Segmentação Panóptica, pode ser definida como uma combinação das duas anteriores, pois identifica o objeto, mas também os classifica. Um exemplo em biologia pode ser detectar todas as células em uma imagem e classificá-las como em divisão ou não.
- Limiar#
A forma mais fácil de segmentação de imagem, divide a imagem em duas partes o fundo e o primeiro plano (ou sinal). Ele cria uma imagem binária onde normalmente os pixels de fundo seriam alterados para um valor 0 e os valores dos pixels de primeiro plano valeriam 1.
- Clareamento de tecido#
A geração de imagens de fluorescência compreendendo toda a espessura de um pedaço de tecido é muito desafiadora devido à absorção e dispersão de luz induzidas pelas diferenças nos índices de refração dentro do próprio tecido, resultando em baixa penetração de luz. Além disso, a luz proveniente de diferentes partes da amostra contribuem para o desfoque da fluorescência, reduzindo drasticamente o contraste e a resolução em qualquer plano. Como resultado, os pesquisadores tendem a usar técnicas de seccionamento de tecido para extrair informações sobre componentes celulares e sua distribuição espacial ou a relação de um volume bidimensional fino. No entanto, a maioria dos componentes de qualquer sistema biológico complexo, como um órgão, não está contida nesse volume bidimensional e, portanto, essa abordagem compromete o entendimento das relações espaciais entre os componentes celulares. O clareamento de tecidos reduz diferenças na dispersão de luz no tecido, equilibrando o índice de refração em toda a amostra. Isso permite que a luz passe pelo tecido e, portanto, permite imagens volumétricas de alta resolução de órgãos e tecidos inteiros usando técnicas de microscopia convencionais, como microscopia confocal, sem a necessidade de seccionar fisicamente a amostra.

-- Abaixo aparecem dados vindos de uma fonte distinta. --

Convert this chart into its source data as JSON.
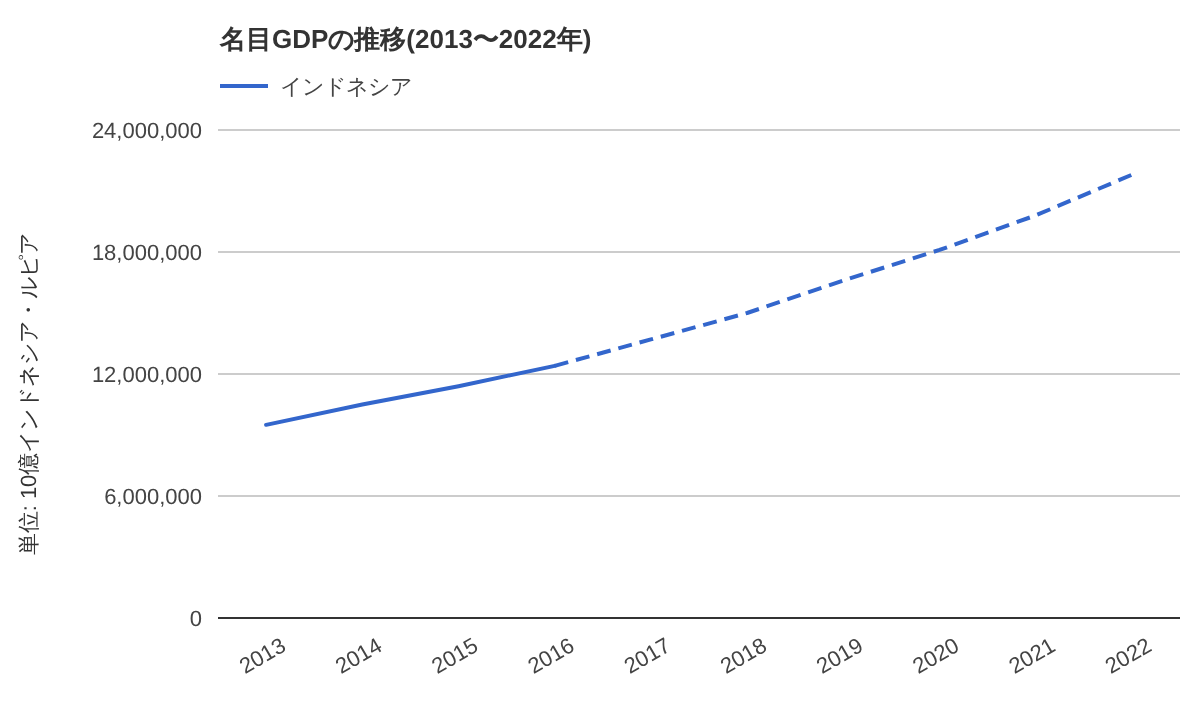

- Seccionamento de tecido#
A penetração de luz e a imagem de fluorescência são impactadas negativamente pela dispersão de luz dentro de uma amostra espessa. Essa dispersão se deve aos diferentes índices de refração presentes em um tecido. Para facilitar a geração de imagens de tecidos, os pesquisadores geralmente cortam tecidos grossos em fatias de diferentes espessuras. Este processo é chamado de seccionamento de tecido. Na maioria dos casos, as amostras são fixadas e embebidas em parafina ou congeladas em meio de congelamento de tecidos e posteriormente cortadas em fatias finas por um equipamento como um criostato, micrótomo ou vibratomo e as seções coletadas em um tubo ou lâmina.